Some methods will let you specify the position parameter. This position lets you select a particular element from a list of matches. The order in which elements appear in the list of matches is determined by the DOM order.

Element types

The following element types are supported by PokeAtUI:

  • button - either an actual <button> element or any element with role="button" attribute.
  • form field - inputs, select lists, textareas
  • decoration - divs and spans; when decoration elements are queried, elements with fewer child nodes take precedence. The elements should not have a role attribute in order to match.
  • area - landmark areas such as <section>, <article>, <main>, or any element that has a role="region" attribute; when areas are queried, the label is either that of the area itself, or the closest child node
  • * - any element

Only elements that do not have the hidden attribute are selectable, but the elements that are just visually hidden are still selectable.

Labels

The label is a readable text that is associated with the element. This can be either an exact match (default) or a partial match with prefixes (see below) but it's always case-sensitive. In the form fields' case, the label is either the text content of a <label> element whose for attribute points to the input, or the text content of a <label> element that encloses the input, or the field value. The elements' aria-label and aria-labelledby are also considered when making a match. The text found in the element is always trimmed (initial and final whitespace removed) and any internal whitespace is collapsed into single blanks.

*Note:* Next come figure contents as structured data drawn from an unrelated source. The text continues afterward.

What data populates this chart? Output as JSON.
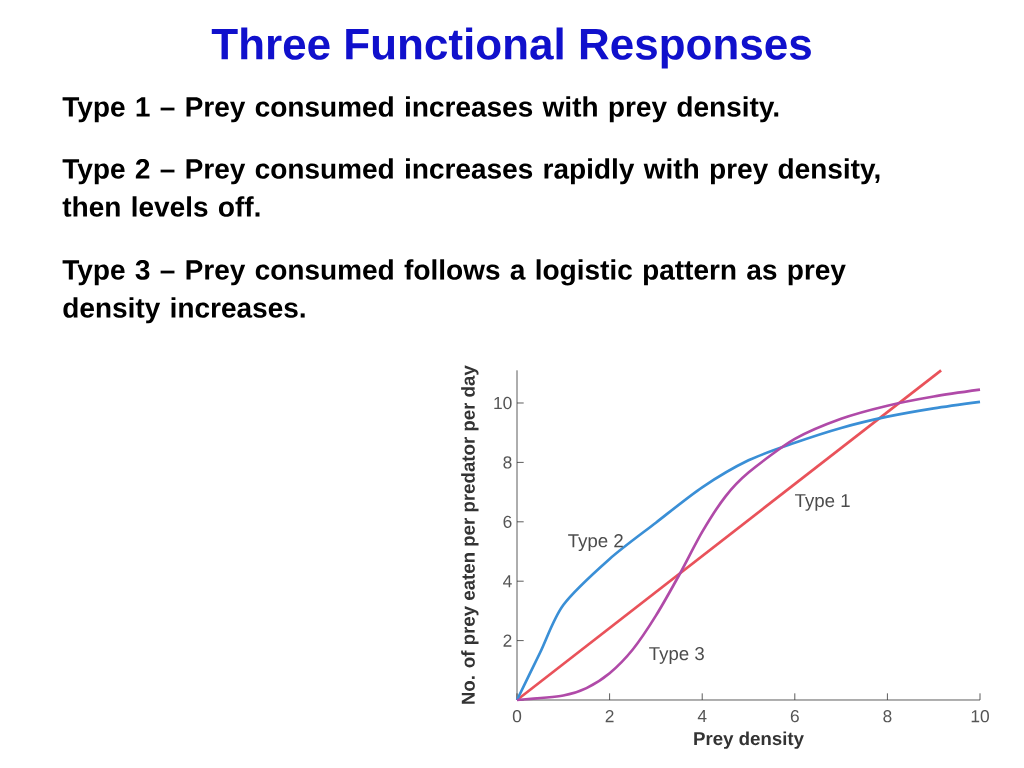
{
  "chart_data": {
    "type": "line",
    "title": "Three Functional Responses",
    "annotations": [
      "Type 1 – Prey consumed increases with prey density.",
      "Type 2 – Prey consumed increases rapidly with prey density, then levels off.",
      "Type 3 – Prey consumed follows a logistic pattern as prey density increases."
    ],
    "xlabel": "Prey density",
    "ylabel": "No. of prey eaten per predator per day",
    "xlim": [
      0,
      10
    ],
    "ylim": [
      0,
      11.1
    ],
    "xticks": [
      0,
      2,
      4,
      6,
      8,
      10
    ],
    "yticks": [
      {
        "value": 0,
        "label": null
      },
      2,
      4,
      6,
      8,
      10
    ],
    "series": [
      {
        "name": "Type 1",
        "color": "#e9525a",
        "x": [
          0,
          9.16
        ],
        "values": [
          0,
          11.1
        ]
      },
      {
        "name": "Type 2",
        "color": "#3a8fd6",
        "x": [
          0,
          0.5,
          1,
          2,
          3,
          4,
          5,
          6,
          7,
          8,
          9,
          10
        ],
        "values": [
          0,
          1.6,
          3.2,
          4.75,
          5.97,
          7.16,
          8.07,
          8.66,
          9.16,
          9.54,
          9.82,
          10.04
        ]
      },
      {
        "name": "Type 3",
        "color": "#b04aa8",
        "x": [
          0,
          1,
          1.5,
          2,
          2.5,
          3,
          3.5,
          4,
          4.5,
          5,
          6,
          7,
          8,
          9,
          10
        ],
        "values": [
          0,
          0.15,
          0.4,
          0.9,
          1.7,
          2.84,
          4.2,
          5.66,
          6.85,
          7.66,
          8.79,
          9.47,
          9.91,
          10.22,
          10.45
        ]
      }
    ]
  }
}
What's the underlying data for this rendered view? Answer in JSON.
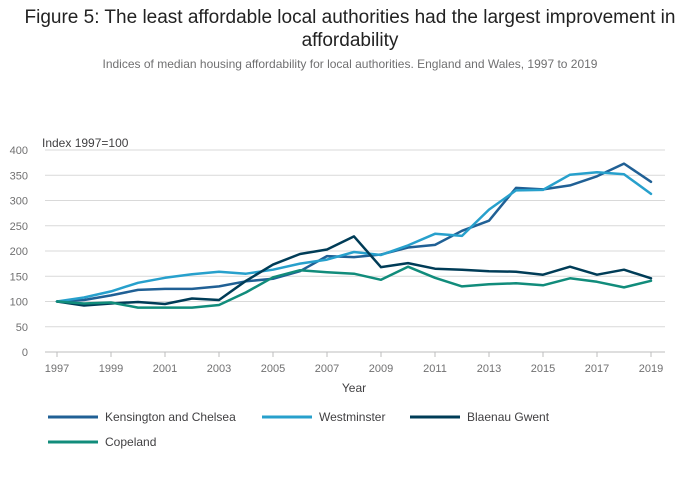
{
  "chart_data": {
    "type": "line",
    "title": "Figure 5: The least affordable local authorities had the largest improvement in affordability",
    "subtitle": "Indices of median housing affordability for local authorities. England and Wales, 1997 to 2019",
    "xlabel": "Year",
    "ylabel": "Index 1997=100",
    "xlim": [
      1997,
      2019
    ],
    "ylim": [
      0,
      400
    ],
    "x_ticks": [
      1997,
      1999,
      2001,
      2003,
      2005,
      2007,
      2009,
      2011,
      2013,
      2015,
      2017,
      2019
    ],
    "y_ticks": [
      0,
      50,
      100,
      150,
      200,
      250,
      300,
      350,
      400
    ],
    "grid": "horizontal",
    "legend_position": "bottom",
    "x": [
      1997,
      1998,
      1999,
      2000,
      2001,
      2002,
      2003,
      2004,
      2005,
      2006,
      2007,
      2008,
      2009,
      2010,
      2011,
      2012,
      2013,
      2014,
      2015,
      2016,
      2017,
      2018,
      2019
    ],
    "series": [
      {
        "name": "Kensington and Chelsea",
        "color": "#206095",
        "values": [
          100,
          103,
          112,
          123,
          125,
          125,
          130,
          140,
          145,
          160,
          190,
          188,
          193,
          207,
          212,
          240,
          260,
          325,
          322,
          330,
          348,
          373,
          337
        ]
      },
      {
        "name": "Westminster",
        "color": "#27a0cc",
        "values": [
          100,
          108,
          120,
          137,
          147,
          154,
          159,
          155,
          163,
          175,
          183,
          198,
          192,
          211,
          234,
          230,
          282,
          320,
          321,
          351,
          356,
          352,
          313
        ]
      },
      {
        "name": "Blaenau Gwent",
        "color": "#003c57",
        "values": [
          100,
          92,
          96,
          99,
          95,
          106,
          103,
          141,
          173,
          194,
          203,
          229,
          168,
          176,
          165,
          163,
          160,
          159,
          153,
          169,
          153,
          163,
          146
        ]
      },
      {
        "name": "Copeland",
        "color": "#118c7b",
        "values": [
          100,
          96,
          98,
          88,
          88,
          88,
          93,
          118,
          148,
          162,
          158,
          155,
          143,
          169,
          147,
          130,
          134,
          136,
          132,
          146,
          139,
          128,
          141
        ]
      }
    ]
  }
}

Labels can have two-character prefixes similar to attribute selectors in CSS. The prefixes are as follows:

  • ^= - Match at the start
  • $= - Match at the end
  • *= - Match anywhere inside the label

There is no prefix for exact match as that is the default.

If a regular expression is passed as the label text, then the candidate label text is matched against it.

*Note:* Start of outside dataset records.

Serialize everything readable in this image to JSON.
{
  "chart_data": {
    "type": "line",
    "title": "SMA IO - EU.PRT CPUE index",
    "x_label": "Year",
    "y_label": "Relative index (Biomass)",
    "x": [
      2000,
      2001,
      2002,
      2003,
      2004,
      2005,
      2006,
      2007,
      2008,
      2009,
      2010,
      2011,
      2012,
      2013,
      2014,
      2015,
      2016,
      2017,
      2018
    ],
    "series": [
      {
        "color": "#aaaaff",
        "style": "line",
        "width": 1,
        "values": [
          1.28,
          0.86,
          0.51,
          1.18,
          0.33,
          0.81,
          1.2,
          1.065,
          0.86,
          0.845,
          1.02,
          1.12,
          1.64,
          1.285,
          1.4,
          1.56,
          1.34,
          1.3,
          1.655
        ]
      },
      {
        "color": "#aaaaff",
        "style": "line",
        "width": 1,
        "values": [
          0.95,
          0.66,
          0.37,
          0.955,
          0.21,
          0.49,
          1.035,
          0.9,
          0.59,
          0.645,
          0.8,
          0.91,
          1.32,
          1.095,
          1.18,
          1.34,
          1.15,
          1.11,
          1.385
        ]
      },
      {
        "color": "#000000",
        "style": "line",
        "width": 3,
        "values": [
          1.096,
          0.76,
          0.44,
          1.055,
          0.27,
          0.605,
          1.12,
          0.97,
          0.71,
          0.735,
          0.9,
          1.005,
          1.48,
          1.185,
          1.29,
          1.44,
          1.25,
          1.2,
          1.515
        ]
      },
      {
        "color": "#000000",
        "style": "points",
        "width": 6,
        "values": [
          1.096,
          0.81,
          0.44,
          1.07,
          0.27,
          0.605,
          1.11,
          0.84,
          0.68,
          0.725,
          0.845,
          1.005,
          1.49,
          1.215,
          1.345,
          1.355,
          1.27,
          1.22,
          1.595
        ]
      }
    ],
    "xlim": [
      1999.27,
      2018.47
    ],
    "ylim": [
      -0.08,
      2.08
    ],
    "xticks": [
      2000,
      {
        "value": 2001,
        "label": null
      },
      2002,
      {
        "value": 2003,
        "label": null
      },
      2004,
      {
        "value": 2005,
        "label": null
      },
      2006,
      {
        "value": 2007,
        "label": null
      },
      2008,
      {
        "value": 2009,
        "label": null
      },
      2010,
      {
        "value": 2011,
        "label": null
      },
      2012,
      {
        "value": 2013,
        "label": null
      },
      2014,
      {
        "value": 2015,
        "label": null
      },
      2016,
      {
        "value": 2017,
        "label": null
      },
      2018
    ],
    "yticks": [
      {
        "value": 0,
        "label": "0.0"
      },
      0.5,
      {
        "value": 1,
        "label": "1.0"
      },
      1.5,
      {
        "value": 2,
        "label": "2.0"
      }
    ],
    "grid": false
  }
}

Only elements that do not have the hidden attribute are selectable, but the elements that are just visually hidden are still selectable.

Visually hidden labels are also considered when testing the label text.

Common issues

Here are some common issues that you may run into.

Disabling CORS

Sometimes CORS can interfere with the execution of your tests. This section describes how to disable CORS so that the instructions are not repeated multiple times.

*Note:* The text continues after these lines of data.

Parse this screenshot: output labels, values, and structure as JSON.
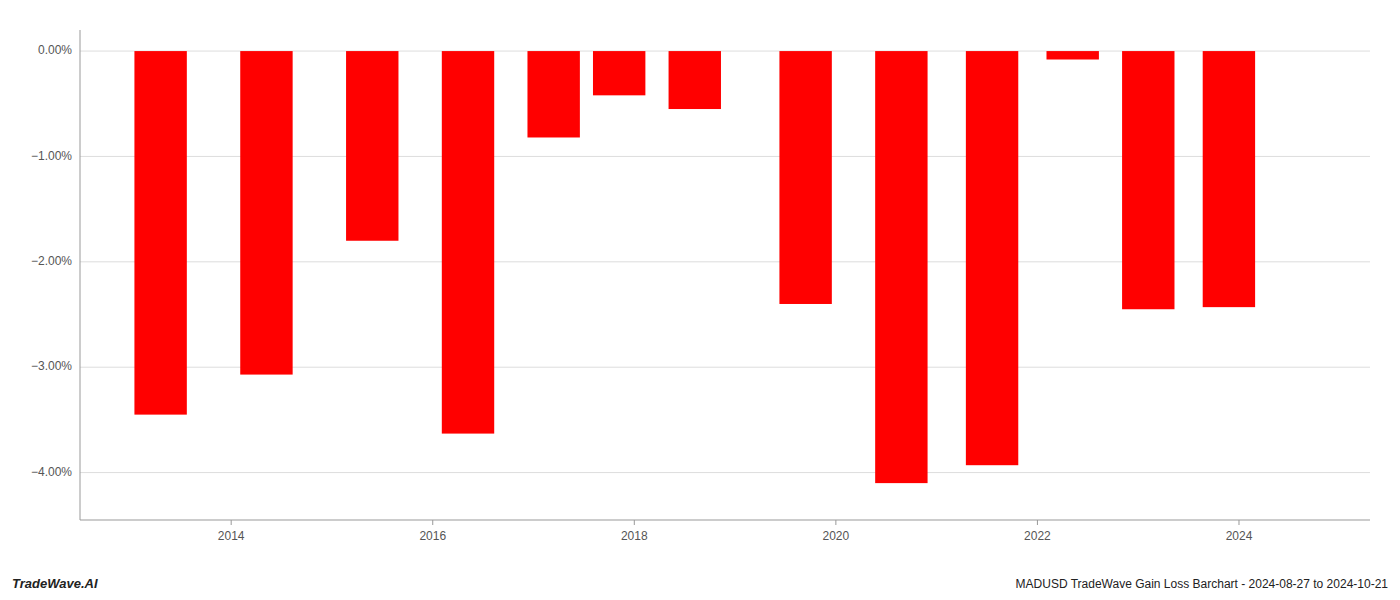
{
  "chart_data": {
    "type": "bar",
    "x": [
      2013.3,
      2014.35,
      2015.4,
      2016.35,
      2017.2,
      2017.85,
      2018.6,
      2019.7,
      2020.65,
      2021.55,
      2022.35,
      2023.1,
      2023.9
    ],
    "values": [
      -3.45,
      -3.07,
      -1.8,
      -3.63,
      -0.82,
      -0.42,
      -0.55,
      -2.4,
      -4.1,
      -3.93,
      -0.08,
      -2.45,
      -2.43
    ],
    "color": "#ff0000",
    "xlim": [
      2012.5,
      2025.3
    ],
    "xticks": [
      2014,
      2016,
      2018,
      2020,
      2022,
      2024
    ],
    "ylim": [
      -4.45,
      0.2
    ],
    "yticks": [
      {
        "value": 0.0,
        "label": "0.00%"
      },
      {
        "value": -1.0,
        "label": "−1.00%"
      },
      {
        "value": -2.0,
        "label": "−2.00%"
      },
      {
        "value": -3.0,
        "label": "−3.00%"
      },
      {
        "value": -4.0,
        "label": "−4.00%"
      }
    ],
    "grid": true,
    "annotations": [
      "TradeWave.AI",
      "MADUSD TradeWave Gain Loss Barchart - 2024-08-27 to 2024-10-21"
    ]
  }
}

In Chrome, start with --disable-web-security flag. In Firefox, this is not possible. In Safari, this can be done from the developer menu by using the "Disable Cross-Origin Restrictions" item.

Uncaught DOMException: Blocked a frame with origin "null"

This happens if the test page is opened using a browser without using a HTTP server (file:// URLs). Local URLs are disallowed due to CORS restrictions. You can work around this either by disabling CORS or use a http server.

A simple static file server like Nginx or http-server will work fine. For example the following command will start a CORS-enabled static file server that will serve the contents of the current folder, which works great for local development:

npx http-server --cors .

License

This code is licensed under the terms of the MIT license. See LICENSE.txt for the boring legal verbiage.